I’ve done my time at San Onofre, and I’ve done it proudly. By choice, even. While I’ve lived in Indonesia and Oahu and explored bits of Mexico, the Baja, Australia, and the East Coast of America, I’ve yet to find another place in this world where you can predict what the waves are doing just by observing the people around you.
So, call me lazy, call me a kook, call me a surf bum, or call me intuitive, but I figured out a system to avoid paying for Surfline and score more than not, without ever checking the waves on a cam or in real life in Southern California.
Besides the first, most obvious step (using a log, because then you can surf almost anything) and placing a San Onofre Surf Club sticker on the back window of your truck to claim local status (if you have an out-of-state plate, even better!), you are then free to roll into the dirt parking lot with the best of them. When I say “the best of them,” I’m talking about very specific characters. These characters are also the secret to unlocking the extended forecast: Hawaiian scale or regular.
Much like the iconic Instagram account, Creatures of SanO, which is conducting a San Onofre Social Experiment in the Metaverse as we speak, the people you first see rounding the corner will give you an initial idea of the conditions. The number one positive sign at San Onofre is a crowded first parking lot, and bonus points if you see someone over 50 grilling up lunch next to a van. Extra bonus points if that van is old and/or rusty.
Funny enough, it seems that the younger people end up at Old Man’s, and the older crowd watches The Point. Either way, when you spot the wise elder watchers at The Point, you’re in for a good time. And if anyone has binoculars, jam on the gas and get out there!
The second great sign comes a little farther down in the drive. Towards Four Doors, where people sit in the backs of their trucks or campers watching the hot doggers do their thing, look out for bowl cuts and camcorders. If more than three people are filming, it’s going to be a solid session. If even one of those people filming has a bowl cut, it’s on.
The third and final positive sign – no, undeniable message from the universe itself – comes from one singular vehicle in the San Onofre parking lot. When everything aligns: the wind is quiet or offshore, the tide is low enough for the waves to have shape, and there’s south swell, there’s a little blue classic car parked at the logs by the beach. The car is driven by a phenomenal surfer who paddles out, on his knees of course (he wouldn’t be caught dead prone), and surfs with a distinct Phil-Edwards-like style. If you see this car, roll the windows down, turn up The Blue Stingrays, and start ripping your shirt off, because you’re about to experience “Surfer’s Delight.”
Did I mention he surfs with a captain’s hat on? I’ve never seen it come off… not once. That’s a level of control above leash-less hotdogging.

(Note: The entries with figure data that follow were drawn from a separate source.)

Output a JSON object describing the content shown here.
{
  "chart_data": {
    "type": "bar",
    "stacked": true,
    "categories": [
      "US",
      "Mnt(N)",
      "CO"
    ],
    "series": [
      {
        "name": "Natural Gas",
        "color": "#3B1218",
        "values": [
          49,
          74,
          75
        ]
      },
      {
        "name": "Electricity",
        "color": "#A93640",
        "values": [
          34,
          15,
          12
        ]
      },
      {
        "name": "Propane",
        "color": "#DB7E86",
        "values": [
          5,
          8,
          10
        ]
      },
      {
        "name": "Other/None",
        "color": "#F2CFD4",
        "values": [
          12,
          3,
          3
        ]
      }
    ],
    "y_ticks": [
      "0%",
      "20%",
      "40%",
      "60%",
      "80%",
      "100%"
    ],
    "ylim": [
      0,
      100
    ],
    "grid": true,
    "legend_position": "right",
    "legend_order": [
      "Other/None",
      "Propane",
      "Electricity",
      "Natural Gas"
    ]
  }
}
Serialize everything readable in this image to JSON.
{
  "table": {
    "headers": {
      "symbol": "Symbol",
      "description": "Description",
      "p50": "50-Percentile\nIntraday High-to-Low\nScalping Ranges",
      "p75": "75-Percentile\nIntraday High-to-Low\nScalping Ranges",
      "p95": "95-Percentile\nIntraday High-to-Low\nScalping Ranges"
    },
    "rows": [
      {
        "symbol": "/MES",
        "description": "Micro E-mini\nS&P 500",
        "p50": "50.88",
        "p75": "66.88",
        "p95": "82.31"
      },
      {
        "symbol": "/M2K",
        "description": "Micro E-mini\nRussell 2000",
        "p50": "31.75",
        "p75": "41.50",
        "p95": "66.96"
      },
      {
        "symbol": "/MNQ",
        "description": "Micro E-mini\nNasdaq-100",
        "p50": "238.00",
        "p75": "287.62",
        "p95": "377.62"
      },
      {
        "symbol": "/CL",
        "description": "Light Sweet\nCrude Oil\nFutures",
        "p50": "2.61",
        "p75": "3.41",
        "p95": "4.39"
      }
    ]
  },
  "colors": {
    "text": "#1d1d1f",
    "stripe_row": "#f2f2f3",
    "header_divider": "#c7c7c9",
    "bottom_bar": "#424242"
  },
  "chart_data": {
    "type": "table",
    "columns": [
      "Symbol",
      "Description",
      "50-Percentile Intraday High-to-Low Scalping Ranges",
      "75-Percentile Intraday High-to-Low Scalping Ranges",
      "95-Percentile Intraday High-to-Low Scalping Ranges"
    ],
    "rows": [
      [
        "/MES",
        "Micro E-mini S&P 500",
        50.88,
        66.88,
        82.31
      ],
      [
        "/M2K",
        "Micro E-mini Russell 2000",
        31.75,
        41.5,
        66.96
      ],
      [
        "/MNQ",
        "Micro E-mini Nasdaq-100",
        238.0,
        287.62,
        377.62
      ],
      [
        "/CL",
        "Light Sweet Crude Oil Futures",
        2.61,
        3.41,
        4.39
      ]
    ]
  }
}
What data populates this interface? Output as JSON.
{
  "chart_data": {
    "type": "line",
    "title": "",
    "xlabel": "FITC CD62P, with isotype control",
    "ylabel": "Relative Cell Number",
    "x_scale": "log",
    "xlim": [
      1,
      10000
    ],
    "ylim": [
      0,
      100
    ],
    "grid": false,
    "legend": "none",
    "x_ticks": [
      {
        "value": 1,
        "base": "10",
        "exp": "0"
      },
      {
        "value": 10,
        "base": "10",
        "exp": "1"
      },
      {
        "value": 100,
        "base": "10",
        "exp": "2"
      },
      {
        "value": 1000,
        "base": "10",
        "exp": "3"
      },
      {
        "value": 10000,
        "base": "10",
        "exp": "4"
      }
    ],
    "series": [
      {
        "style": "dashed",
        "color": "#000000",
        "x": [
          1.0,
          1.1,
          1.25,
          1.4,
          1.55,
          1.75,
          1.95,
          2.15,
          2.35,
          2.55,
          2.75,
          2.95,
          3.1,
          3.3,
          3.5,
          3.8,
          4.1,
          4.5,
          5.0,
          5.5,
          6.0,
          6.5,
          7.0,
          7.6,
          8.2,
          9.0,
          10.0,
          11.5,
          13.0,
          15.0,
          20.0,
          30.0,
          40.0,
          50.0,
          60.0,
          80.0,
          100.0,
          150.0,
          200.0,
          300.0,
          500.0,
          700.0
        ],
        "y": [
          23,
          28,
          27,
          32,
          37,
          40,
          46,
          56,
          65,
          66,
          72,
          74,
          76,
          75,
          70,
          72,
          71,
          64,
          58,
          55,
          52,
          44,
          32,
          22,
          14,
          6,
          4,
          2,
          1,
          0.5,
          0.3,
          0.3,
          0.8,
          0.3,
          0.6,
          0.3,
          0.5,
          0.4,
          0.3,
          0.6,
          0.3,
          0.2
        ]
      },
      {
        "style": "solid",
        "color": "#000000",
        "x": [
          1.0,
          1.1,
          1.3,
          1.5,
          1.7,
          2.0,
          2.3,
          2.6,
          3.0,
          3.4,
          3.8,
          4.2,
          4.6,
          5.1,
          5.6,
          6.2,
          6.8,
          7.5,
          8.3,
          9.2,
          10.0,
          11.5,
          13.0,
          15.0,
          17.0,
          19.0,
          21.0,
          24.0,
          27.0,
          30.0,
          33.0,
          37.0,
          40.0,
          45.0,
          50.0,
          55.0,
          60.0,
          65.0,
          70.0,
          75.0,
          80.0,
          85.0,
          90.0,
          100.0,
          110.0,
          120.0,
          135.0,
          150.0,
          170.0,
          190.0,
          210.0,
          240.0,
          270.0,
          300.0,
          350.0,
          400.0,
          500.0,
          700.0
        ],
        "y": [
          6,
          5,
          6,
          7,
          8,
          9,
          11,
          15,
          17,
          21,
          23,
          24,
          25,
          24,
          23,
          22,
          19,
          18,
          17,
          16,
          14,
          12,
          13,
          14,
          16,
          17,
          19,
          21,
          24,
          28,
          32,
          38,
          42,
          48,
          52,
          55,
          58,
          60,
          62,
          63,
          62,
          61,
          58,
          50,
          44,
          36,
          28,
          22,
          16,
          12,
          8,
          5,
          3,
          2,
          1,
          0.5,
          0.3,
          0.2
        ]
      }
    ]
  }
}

Now, for the bad signs, and there are plenty. By far the worst sign of all, though, is pulling up to the lot and seeing it empty. And if there’s no line at the gate on a Saturday, pack it up and go home. San Onofre and the word crowded go together like WSL Finals at Lowers. No one wants to admit it, but at this point, they are all but interchangeable.

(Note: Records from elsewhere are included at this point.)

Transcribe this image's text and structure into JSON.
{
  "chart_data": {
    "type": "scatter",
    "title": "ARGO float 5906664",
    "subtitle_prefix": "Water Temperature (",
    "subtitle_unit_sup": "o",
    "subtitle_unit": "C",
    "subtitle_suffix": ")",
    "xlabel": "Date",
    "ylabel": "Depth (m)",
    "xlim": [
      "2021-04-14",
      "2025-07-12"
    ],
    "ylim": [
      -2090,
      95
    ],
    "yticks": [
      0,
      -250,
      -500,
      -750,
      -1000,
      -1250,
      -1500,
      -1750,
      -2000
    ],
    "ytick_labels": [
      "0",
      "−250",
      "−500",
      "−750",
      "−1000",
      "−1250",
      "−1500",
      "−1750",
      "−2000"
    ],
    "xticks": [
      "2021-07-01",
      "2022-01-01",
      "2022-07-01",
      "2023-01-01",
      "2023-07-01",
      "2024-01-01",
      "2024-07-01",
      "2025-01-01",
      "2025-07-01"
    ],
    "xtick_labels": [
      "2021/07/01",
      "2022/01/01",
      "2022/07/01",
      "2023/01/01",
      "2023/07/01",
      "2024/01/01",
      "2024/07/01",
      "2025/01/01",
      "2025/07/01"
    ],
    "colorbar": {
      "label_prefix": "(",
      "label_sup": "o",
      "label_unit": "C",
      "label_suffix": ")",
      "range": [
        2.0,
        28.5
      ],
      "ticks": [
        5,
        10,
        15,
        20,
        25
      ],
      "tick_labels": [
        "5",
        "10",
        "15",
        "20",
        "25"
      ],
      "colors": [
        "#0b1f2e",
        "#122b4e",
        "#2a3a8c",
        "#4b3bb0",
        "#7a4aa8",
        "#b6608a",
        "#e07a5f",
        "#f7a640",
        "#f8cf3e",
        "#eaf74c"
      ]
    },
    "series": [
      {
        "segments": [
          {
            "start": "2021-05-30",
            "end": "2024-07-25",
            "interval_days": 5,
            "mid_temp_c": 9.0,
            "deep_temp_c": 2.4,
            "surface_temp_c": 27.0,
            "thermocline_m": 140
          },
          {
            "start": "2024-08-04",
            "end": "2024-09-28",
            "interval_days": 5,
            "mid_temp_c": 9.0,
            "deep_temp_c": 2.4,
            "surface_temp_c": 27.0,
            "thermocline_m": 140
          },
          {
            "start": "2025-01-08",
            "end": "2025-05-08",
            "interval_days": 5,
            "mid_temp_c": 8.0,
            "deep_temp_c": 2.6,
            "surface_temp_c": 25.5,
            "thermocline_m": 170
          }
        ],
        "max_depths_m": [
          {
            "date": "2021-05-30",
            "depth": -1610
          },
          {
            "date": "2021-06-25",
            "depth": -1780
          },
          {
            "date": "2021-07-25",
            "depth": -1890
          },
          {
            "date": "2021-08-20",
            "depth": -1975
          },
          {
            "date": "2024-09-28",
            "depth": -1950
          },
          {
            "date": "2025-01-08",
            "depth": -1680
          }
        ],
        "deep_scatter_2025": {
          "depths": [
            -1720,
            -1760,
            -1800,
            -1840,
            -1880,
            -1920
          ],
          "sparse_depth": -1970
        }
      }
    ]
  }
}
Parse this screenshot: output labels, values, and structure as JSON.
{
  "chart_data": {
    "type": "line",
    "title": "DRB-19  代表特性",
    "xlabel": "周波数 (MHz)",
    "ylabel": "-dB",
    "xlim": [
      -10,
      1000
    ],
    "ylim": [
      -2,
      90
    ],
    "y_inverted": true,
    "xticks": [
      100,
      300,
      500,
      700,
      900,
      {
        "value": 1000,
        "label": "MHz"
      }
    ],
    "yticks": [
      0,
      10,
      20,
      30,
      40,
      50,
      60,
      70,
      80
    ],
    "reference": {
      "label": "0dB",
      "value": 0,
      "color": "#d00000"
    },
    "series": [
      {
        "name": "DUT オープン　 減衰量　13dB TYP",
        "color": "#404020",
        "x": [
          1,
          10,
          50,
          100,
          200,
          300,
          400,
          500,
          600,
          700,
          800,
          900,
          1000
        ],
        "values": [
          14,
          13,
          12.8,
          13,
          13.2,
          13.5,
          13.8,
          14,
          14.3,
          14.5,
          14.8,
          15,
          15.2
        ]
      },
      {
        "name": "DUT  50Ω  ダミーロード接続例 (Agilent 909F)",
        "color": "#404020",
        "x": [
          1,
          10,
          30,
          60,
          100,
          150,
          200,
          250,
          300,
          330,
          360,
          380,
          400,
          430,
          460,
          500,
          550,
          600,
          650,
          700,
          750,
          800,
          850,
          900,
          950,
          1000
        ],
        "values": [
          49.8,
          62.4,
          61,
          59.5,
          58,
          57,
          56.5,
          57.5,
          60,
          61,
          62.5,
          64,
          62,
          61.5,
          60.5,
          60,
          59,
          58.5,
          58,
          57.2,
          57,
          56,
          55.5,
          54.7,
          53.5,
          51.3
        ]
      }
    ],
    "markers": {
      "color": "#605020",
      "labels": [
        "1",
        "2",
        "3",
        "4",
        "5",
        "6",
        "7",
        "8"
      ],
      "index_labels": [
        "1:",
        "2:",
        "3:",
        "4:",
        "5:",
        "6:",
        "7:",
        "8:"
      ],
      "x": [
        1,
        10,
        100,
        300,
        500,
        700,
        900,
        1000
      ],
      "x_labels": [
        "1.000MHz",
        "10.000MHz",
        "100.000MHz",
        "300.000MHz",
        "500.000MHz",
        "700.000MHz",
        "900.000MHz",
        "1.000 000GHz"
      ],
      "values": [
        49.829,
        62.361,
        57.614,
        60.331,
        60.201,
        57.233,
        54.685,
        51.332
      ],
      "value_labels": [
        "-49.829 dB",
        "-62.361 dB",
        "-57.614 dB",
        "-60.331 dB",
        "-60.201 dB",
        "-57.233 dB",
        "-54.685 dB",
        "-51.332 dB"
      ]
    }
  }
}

The second worst sign, and yes, I’ve seen this one, is people fishing from their surfboards. On multiple occasions this fall I’ve paddled out at one break at SanO or another, only to find the people at the top of the lineup are wielding fishing poles. So far, they haven’t scored waves or lunch. But they have entertained the lineup endlessly, so I salute them for their dedication: to keeping surfing fun, and to doing whatever it takes to live on the beach. Who needs a job when there are resources everywhere.
However, beyond my respect for these survivalist surfers, there is a certain, grim truth that if people are out in the water with fishing poles on boards, the waves are probably not firing.
The final sign that it’s not going to be a good session at San Onofre is if you see more than one paddleboarder. It has nothing to do with it being flat: I’m the first to admit that they get the best waves. That’s exactly why it’s time to face the music and enter the squabble a little up the road at Trestles. Anywhere except Lowers, that is.